UPFRONT: When the DOCTR Gets It Wrong

Every day, the Digital Optical Coherence Tomography Reading Center (DOCTR) at the Cole Eye Institute receives complaints from investigators about our interpretation of the inclusion/exclusion criteria or whether there was CNV activity on an OCT. What invariably follows is a back-and-forth between the site and DOCTR about why one side is right or wrong. Like barristers debating their closing arguments in front of the 9 justices of the Supreme Court of the United States (SCOTUS), the litigants explain why this is really leakage and not staining, why this represents CNV not atrophy, or whether there is fluid in the fovea or not. So, who is usually right? Who wins the argument? In most cases, it is the reading center, but that is not always the case.

The 2010 SCOTUS decision in Citizens United v. Federal Election Commission1 was controversial and is still a source of much debate. The court ruled that political spending is protected under the First Amendment, so corporations and unions could spend unlimited amounts of money on political activities, if it was done independently of a party or candidate. According to the ruling, as far as free speech is concerned, corporations have the same rights as individual citizens. Opponents argue that the ruling is a slippery slope toward the domination of special interests over elections, and even the potential for corporations to seek other similar individual rights, such as the right to vote.

Much like SCOTUS decisions can be hotly debated, so can the decisions from a reading center, but in general the disparity lies in the fact that the sites often look at only 1 or 2 images, whereas the reading center looks at all the images.
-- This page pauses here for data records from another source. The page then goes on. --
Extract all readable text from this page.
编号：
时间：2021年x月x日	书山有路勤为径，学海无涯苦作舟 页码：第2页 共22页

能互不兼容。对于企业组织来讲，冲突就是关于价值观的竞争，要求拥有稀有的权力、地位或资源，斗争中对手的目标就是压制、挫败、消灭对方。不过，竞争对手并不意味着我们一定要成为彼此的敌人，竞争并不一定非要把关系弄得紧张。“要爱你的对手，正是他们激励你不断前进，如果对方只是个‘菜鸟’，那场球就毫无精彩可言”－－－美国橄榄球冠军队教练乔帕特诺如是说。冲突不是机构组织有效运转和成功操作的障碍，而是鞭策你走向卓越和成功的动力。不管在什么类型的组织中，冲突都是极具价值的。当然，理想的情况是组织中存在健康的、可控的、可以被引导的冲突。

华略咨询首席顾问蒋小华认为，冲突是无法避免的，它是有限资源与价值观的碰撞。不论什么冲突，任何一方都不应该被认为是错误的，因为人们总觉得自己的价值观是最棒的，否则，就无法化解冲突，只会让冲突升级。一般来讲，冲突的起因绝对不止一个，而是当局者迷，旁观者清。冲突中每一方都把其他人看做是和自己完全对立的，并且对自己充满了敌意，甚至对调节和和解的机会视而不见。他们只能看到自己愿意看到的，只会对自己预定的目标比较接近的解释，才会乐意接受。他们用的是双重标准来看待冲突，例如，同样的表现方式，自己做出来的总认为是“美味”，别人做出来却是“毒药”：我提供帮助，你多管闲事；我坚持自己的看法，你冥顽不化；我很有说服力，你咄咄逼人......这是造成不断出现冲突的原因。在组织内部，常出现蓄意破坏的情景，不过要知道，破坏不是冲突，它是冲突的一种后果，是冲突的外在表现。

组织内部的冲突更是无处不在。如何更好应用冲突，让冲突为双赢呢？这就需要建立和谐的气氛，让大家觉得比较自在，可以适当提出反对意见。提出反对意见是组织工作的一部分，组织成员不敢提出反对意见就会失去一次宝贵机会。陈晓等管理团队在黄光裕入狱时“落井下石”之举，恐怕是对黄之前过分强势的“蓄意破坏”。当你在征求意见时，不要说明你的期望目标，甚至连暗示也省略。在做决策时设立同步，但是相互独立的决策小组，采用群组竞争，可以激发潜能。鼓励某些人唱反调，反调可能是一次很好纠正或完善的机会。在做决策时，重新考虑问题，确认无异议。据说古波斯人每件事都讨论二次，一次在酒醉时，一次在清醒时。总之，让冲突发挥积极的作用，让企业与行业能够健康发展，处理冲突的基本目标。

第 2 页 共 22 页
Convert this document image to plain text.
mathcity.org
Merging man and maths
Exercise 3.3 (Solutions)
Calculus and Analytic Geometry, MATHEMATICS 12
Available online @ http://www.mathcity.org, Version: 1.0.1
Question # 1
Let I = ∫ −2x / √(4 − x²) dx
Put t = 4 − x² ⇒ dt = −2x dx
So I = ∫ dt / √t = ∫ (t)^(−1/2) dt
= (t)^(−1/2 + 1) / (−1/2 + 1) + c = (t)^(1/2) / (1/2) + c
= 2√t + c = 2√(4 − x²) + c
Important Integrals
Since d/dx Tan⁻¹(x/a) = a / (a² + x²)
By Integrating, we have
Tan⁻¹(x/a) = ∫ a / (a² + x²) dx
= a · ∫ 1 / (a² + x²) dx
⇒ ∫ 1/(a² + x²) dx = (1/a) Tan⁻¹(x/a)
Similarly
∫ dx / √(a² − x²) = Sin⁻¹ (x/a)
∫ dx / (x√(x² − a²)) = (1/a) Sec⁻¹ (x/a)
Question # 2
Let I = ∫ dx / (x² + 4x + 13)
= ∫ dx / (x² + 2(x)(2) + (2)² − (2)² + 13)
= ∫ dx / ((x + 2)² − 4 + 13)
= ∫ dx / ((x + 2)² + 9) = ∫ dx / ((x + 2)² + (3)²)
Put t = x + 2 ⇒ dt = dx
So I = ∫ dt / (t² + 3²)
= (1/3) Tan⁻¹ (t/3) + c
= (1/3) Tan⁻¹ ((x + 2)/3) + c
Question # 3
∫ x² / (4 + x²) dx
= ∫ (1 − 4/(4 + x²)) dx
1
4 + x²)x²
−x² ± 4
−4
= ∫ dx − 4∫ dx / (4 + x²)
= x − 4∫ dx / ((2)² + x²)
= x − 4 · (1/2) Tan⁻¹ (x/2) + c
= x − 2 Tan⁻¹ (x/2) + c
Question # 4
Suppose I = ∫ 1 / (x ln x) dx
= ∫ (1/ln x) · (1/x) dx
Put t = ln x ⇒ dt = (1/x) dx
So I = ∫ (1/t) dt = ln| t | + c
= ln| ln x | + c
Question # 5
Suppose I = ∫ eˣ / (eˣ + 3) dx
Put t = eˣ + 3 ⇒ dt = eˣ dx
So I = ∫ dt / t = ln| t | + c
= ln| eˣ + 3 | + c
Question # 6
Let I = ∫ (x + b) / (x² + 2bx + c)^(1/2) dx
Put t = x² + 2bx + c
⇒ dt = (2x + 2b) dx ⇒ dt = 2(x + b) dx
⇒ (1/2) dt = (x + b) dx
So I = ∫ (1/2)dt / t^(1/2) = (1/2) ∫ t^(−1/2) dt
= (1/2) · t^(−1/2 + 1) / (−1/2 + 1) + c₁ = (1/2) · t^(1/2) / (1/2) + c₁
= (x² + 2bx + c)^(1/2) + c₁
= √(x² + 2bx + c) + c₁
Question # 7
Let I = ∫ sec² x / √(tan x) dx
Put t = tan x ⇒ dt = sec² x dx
Another common difference lies in the art of ophthalmology where two people looking at the same thing can have very different opinions. Contrary to popular belief, the reading center does not have an agenda, it simply follows strict protocols. So, when a study excludes patients with an epiretinal membrane, and we find one, it doesn’t matter if we consider it to be a minimal one that is not affecting vision — the patient is excluded. As retina specialists, we understand that the ERM we found is irrelevant to the study. However, we are tasked to follow the protocol. Sites often do vehemently disagree with our interpretation. In this issue, we discuss reasons between the grading of images at a reading center and a clinical site and what these differences might mean when interpreting trial results in practice.

Too often, we generalize clinical trial results to fit the patient we have in front of us, not understanding key differences. For example, the phase 2 Fovista study enrolled only patients with classic containing lesions and the results were significant. The phase 3 study widened the inclusion criteria to include patients with subretinal hyper-reflective material on OCT. Subretinal hyper-reflective material is seen in all lesion compositions, so allowing them in the study changed the inclusion criteria between the phase 2 and 3 trials. Would we have done the same in clinical practice? We will never know, because the phase 3 trial failed.


  1. Citizens United v. Federal Election Commission.